When considering the possibility of contracting for this service, he said landowners need to evaluate their soils and the drilling fluids – “before you ever say to put it out there.” Drilling companies have analyses, but their analyses are designed only to meet the regulations. Landowners will need more information.
“In Texas, sodium is the key,” Feagley said. “You need to determine if the soil will be changed due to salts and clays in a detrimental way.”
There are two types of oilfield materials: water-based and oil-based. Most of the time it is water-based that would be applied to the land, he said, and it will have dissolved solids and sodium in it.
“Sodium is the major problem we have with using this water,” Feagley said. “When we get a certain amount of sodium in the soil, it has a tendency to disperse the clay and organic particles then seal the pore space in the soil. Instead of having the ability to get water into and through the soil, that first increment of precipitation seals all the pore space and the water doesn’t have any place to go, so we get runoff and eventually erosion.”
Another concern is the chloride, which some plants can be sensitive to, he said. Also, the bentonite doesn’t have a lot of nutrients in it, but it adds clay to the soil, “which is good in a sandy soil, but not so much in a clay soil, where you don’t need any more clay.”
The typical contents of the oil-based materials are more petroleum hydrocarbons, not as many dissolved solids as the water-based, calcium carbonate equivalents, which means it has a limiting capability, Feagley said.
“So if you have acid soils and you need some limestone, this can help raise your pH a little bit,” he said.
The material also can be rich in calcium, magnesium and potassium, depending on the geologic material it is coming from and whatever soil/substrate is being drilled through, Feagley said.

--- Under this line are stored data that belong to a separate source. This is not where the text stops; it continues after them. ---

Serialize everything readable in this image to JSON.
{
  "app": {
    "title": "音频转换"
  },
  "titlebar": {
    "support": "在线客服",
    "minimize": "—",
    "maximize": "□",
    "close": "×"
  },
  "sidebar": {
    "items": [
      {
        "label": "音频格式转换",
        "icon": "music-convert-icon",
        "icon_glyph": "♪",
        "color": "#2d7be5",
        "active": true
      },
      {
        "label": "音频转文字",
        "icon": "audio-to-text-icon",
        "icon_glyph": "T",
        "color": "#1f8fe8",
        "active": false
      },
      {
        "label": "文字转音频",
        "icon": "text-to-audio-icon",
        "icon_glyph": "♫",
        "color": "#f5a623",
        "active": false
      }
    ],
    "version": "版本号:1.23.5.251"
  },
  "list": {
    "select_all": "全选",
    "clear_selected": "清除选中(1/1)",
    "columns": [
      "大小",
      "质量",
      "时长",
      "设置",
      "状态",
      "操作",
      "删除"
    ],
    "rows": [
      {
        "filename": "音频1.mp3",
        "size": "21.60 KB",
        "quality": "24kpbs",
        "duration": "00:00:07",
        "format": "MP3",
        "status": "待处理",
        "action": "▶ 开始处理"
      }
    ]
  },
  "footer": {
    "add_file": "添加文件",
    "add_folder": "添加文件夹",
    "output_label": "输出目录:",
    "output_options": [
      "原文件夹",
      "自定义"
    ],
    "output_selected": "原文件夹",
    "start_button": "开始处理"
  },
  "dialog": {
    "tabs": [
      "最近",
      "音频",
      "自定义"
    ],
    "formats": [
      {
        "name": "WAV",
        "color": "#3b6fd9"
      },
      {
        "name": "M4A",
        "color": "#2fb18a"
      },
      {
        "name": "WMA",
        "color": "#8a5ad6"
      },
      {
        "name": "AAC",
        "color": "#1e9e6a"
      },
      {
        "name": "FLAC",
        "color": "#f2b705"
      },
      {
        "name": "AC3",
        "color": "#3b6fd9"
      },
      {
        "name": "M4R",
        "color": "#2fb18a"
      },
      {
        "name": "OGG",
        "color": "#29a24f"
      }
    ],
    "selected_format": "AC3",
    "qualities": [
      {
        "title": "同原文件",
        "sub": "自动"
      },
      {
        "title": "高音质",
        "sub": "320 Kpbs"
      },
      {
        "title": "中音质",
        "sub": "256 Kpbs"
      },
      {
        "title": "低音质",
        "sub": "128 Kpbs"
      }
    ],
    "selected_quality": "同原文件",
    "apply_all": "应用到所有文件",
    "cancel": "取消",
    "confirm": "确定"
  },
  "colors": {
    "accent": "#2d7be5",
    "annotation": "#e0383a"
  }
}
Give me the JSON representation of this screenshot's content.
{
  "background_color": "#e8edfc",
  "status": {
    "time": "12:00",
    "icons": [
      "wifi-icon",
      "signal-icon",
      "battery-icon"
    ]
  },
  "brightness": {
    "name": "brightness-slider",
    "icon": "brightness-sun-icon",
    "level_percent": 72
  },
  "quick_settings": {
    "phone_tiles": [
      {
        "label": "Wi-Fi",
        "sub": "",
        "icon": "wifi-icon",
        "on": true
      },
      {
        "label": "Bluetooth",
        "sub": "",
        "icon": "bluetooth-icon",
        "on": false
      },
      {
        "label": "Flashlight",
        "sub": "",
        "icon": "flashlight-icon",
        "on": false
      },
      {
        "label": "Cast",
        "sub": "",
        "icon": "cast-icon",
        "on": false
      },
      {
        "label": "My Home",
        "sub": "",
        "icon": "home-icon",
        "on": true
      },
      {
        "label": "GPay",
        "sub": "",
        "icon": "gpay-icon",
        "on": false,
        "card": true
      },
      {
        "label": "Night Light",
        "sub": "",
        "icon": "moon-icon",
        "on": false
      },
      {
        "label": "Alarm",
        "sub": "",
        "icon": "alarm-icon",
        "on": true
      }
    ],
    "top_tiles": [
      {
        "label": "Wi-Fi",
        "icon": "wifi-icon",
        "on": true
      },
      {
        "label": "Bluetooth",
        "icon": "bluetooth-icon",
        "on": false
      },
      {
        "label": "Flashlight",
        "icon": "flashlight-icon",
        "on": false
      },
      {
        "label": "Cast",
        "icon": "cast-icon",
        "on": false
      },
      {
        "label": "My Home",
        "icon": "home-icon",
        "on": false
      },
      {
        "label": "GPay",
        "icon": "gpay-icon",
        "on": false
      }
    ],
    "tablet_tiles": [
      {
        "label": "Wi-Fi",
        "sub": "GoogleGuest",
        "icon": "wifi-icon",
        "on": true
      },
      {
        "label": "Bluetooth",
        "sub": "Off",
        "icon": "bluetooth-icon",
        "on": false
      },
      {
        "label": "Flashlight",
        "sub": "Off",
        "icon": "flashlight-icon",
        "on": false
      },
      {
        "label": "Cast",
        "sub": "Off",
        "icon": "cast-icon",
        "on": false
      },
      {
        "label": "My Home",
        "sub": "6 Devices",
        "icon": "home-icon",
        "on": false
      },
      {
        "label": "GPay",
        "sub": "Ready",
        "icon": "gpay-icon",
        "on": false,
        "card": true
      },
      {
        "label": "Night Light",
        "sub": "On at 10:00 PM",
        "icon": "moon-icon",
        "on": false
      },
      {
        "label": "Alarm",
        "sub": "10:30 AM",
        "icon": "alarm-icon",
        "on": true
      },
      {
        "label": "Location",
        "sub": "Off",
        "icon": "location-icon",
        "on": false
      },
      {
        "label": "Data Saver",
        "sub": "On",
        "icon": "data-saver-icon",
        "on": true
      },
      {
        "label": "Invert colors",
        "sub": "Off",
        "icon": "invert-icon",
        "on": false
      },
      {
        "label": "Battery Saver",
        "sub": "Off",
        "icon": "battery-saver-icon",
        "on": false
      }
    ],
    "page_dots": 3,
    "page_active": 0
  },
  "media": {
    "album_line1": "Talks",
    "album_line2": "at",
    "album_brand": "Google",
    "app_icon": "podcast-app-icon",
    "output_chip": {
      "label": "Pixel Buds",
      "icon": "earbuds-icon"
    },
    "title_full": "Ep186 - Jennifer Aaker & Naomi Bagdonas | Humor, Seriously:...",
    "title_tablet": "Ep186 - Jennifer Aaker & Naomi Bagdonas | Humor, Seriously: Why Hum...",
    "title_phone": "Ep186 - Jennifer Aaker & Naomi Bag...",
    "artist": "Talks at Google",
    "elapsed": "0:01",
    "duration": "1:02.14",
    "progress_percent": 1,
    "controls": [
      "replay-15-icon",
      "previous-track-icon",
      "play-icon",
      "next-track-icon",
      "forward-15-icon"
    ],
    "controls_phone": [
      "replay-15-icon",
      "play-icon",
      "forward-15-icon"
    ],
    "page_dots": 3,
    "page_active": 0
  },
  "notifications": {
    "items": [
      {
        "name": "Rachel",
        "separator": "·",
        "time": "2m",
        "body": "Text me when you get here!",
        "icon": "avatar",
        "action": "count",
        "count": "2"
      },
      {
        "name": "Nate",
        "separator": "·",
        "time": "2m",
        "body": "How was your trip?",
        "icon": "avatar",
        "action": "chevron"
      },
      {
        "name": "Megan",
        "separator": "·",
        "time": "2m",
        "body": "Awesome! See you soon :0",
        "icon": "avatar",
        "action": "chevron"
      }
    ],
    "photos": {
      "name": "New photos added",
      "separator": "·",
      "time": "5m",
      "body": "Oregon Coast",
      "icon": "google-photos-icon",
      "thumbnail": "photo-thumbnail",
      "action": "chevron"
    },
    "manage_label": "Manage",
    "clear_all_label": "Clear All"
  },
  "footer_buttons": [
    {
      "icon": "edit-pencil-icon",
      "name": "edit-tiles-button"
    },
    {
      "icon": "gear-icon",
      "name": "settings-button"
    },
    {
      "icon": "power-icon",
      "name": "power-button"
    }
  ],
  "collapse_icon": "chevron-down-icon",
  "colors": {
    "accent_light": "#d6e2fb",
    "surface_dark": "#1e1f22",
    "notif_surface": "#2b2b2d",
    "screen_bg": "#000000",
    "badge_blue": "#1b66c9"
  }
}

If excess sodium and poor drainage are a problem, he said, one of the things to treat with is gypsum.
“Once you get the gypsum or calcium sulfate mixed in, it replaces the sodium and reopens the pore space, allowing water to move through and the salts are pushed out,” Feagley said. “But you have to do the gypsum first before you add the water.”
Slope, buffer zones, soil texture, electrical conductivity, exchangeable sodium percentage, depth to bedrock, water table and frequency of application are all parts of the rules and regulations which govern the application of both water-based and oil-based materials.
Feagley said “Land Application of Drilling Fluids: Landowner Considerations” is a publication that gives more details on regulations and considerations and can be found at http://bit.ly/19kIUnA .
Before considering any commitments, whether they are by handshake or contract, or on a single property or multiple properties, Feagley advised landowners to get a lawyer and make sure they know the contents of the material and their soil.
“And be sure to check out the company, because there are some that do a good job and some, not so good,” he said. “Good contractors will work with you from the beginning to the end – that’s from application to three or four years down the road when you can see how the crop responds. And ask questions, always ask questions.”